Da qui mi vengono in mente molte considerazioni soprattutto sulla lealtà e umanità degli atleti di trail dopo gli ultimi fatti che hanno visto protagonisti affermati e stimati campioni, come Stefano Corrado campione soprattutto di umanità, che durante un suo allenamento in preparazione del tour de Gian, in una delle parti più impervie e pericolose dei monti lucretili, ritrovava un  uomo disperso da due giorni, dove le ricerche del soccorso alpino non erano riusciti a rintracciarlo .

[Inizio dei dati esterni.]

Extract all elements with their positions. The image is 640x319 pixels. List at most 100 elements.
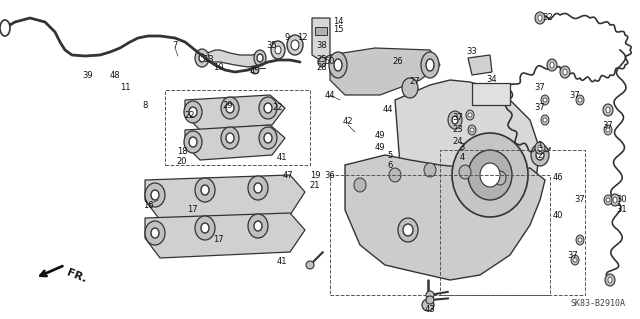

Come pure il campionissimo Alex Tucci, che con un atto d’ amore verso la sua terra d’Abruzzo riesce nell’ impresa di collegare con una corsa trail il mare alla montagna. Una corsa capace di suscitare tanto entusiasmo tra i suoi concittadini. “Mare Amaro” un percorso di 60 km percorsi in 7 ore e 8 minuti da Fossacesia marina sul livello del mare fino alla vetta del monte amaro.

Penso al buon Massimo Guidobaldi grande organizzatore ed esperto di trail running dove qualche settimana fa annunciava l’annullamento del urban trail di cesano.

Penso anche agli amici della podistica solidarietà capitanati dal grande Fabrizio de Angelis che tra tante difficolta ha fortemente voluto organizzare un trail contro le macerie del terremoto in un percorso tra amatrice e Campotosto.

Penso anche al grande progetto realizzato sul Terminillo al rifugio Massimo Rinaldi a 2018 mt da Emanuele Ludovisi ultra campione del trail running.

Questi esempi mi hanno portato in questi giorni a fare delle considerazioni: il trail running merita più rispetto, più considerazione da parte di tutti quanti. Merita le stesse attenzioni che vengono riservate a discipline sicuramente più invasive per la natura come la caccia. Merita attenzione e considerazione da parte di tutte le istituzioni nazionali regionali e soprattutto locali.

Cari sindaci, assessori responsabili di protezione civile presidenti dei circoli CAI quando sul vostro territorio avete la fortuna di imbattervi con qualche organizzatore, qualche associazione che mette a disposizione il loro tempo gratuitamente per organizzare una gara trail e vi contattano per chiedere sostegno assistenza e qualche piccolo contributo, accoglieteli con entusiasmo e coinvolgimento, perché nel trail running le gare non sono semplici eventi sportivi , ma soprattutto sono un modo semplice ed economico per conservare curare e promuovere il vostro territorio le vostre tradizioni, un modo genuino per avvicinare la gente alla montagna ed insegnargli a rispettarla. Uno sport in grado di riqualificare il patrimonio ambientale spesso deturpato abbandonato a sé stesso. Ogni sentiero che viene coinvolto dal passaggio di una gara trail è un sentiero curato e sicuro, mantenuto percorribile per tutta la comunità. Ogni gara trail che non viene disputata è una opportunità persa per migliorare la conservazione del patrimonio ambientale e boschivo. Queste considerazioni mi portano a fare una proposta rivolta a tutti gli organizzatori, associazioni, uomini e donne dallo spirito trail: dobbiamo mettere da parte i nostri egoismi e rivalità per istituire una carta di intenti per pretendere ad ogni livello istituzionale ed ogni regione la giusta considerazione che merita uno sport in grado di immergersi nella natura rispettandola e valorizzandola. Tutto il movimento trail deve pretendere più diritti per sé stesso e i suoi associati.